EDIT-2 (just trying to give thorough information, so the appended stuff can be long but not tedious hopefully):
Thanks for the suggestions from @PaulR and @bazza. I tried 3 ways for comparison. One thing to note is that the processor has 4
cores and 8
hardware threads. Here are the results:
(1) just initialize dst
as all zeros in advance: 1 thread: 91.922; 2 threads: 93.170; 4 threads: 93.868
--- seems not effective;
(2) without (1), put the parallel part in an outer loop over 100 iterations, and measure the time of the 100 iterations: 1 thread: 9109.49; 2 threads: 4951.20; 4 threads: 2511.01; 8 threads: 2861.75
--- quite effective except for 8 threads;
(3) based on (2), put one more iteration before the 100 iterations, and measure the time of the 100 iterations: 1 thread: 9078.02; 2 threads: 4956.66; 4 threads: 2516.93; 8 threads: 2088.88
--- similar with (2) but more effective for 8 threads.

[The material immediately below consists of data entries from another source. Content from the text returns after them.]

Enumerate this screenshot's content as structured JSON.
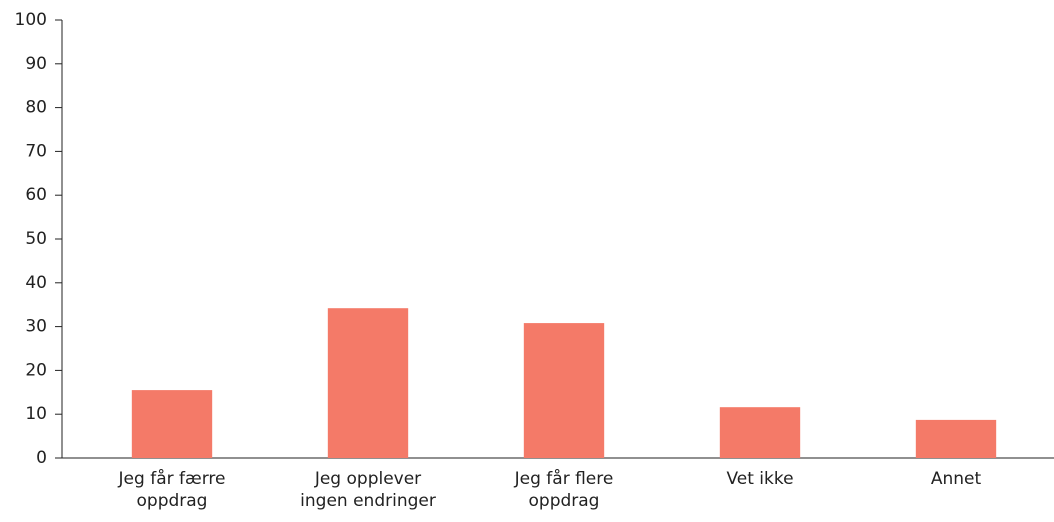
{
  "chart_data": {
    "type": "bar",
    "categories": [
      "Jeg får færre oppdrag",
      "Jeg opplever ingen endringer",
      "Jeg får flere oppdrag",
      "Vet ikke",
      "Annet"
    ],
    "values": [
      15.5,
      34.2,
      30.8,
      11.6,
      8.7
    ],
    "color": "#f47a68",
    "ylim": [
      0,
      100
    ],
    "yticks": [
      0,
      10,
      20,
      30,
      40,
      50,
      60,
      70,
      80,
      90,
      100
    ],
    "grid": false
  }
}
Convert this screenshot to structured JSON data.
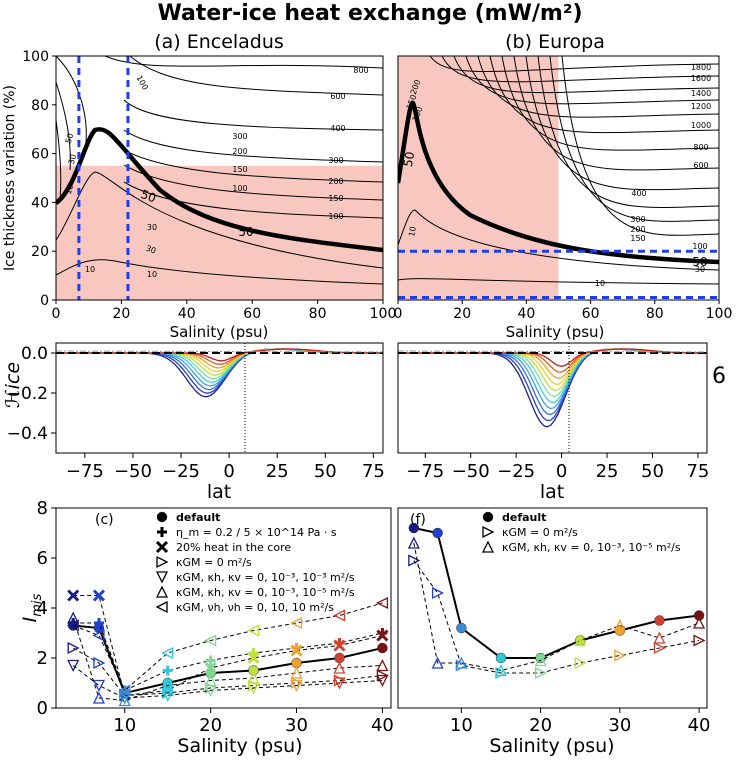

It seems more iterations can expose the advantages of openmp + SIMD, but the computation / memory access ratio is unchanged regardless loop count, and locality seems not to be the reason as well since src
or dst
is too large to stay in any caches, therefore no relations exist between consecutive iterations.
Any advice?
EDIT 3:
In case of misleading, one thing needs to be clarified: in (2) and (3), the openmp directive is outside the added outer loop
#pragma omp parallel for private(vec_src, vec_op, vec_dst)
for (int k = 0; k < 100; ++k) {
for (int64_t i = 0; i < size; i += 8) {
......
}
}
i.e. the outer loop is parallelized using multithreads, and the inner loop is still serially processed. So the effective speedup in (2) and (3) might be achieved by enhanced locality among threads.
I did another experiment that the the openmp directive is put inside the outer loop:
for (int k = 0; k < 100; ++k) {
#pragma omp parallel for private(vec_src, vec_op, vec_dst)
for (int64_t i = 0; i < size; i += 8) {
......
}
}
and the speedup is still not good: 1 thread: 9074.18; 2 threads: 8809.36; 4 threads: 8936.89.93; 8 threads: 9098.83
.
Problem still exists. :(
EDIT-4:
If I replace the vectorized part with scalar operations like this (the same calculations but in scalar way):
#pragma omp parallel for
for (int64_t i = 0; i < size; i++) { // not i += 8
int query = src[i];
int res = src[i] + 2;
res = res * query;
res = res << 1;
res = res + query;
res = res - query;
dst[i] = res;
}
The speedup is 1 thread: 92.065; 2 threads: 89.432; 4 threads: 88.864
. May I come to the conclusion that the seemingly embarassing parallel is actually memory bound (the bottleneck is load / store operations)? If so, why can't load / store operations well parallelized?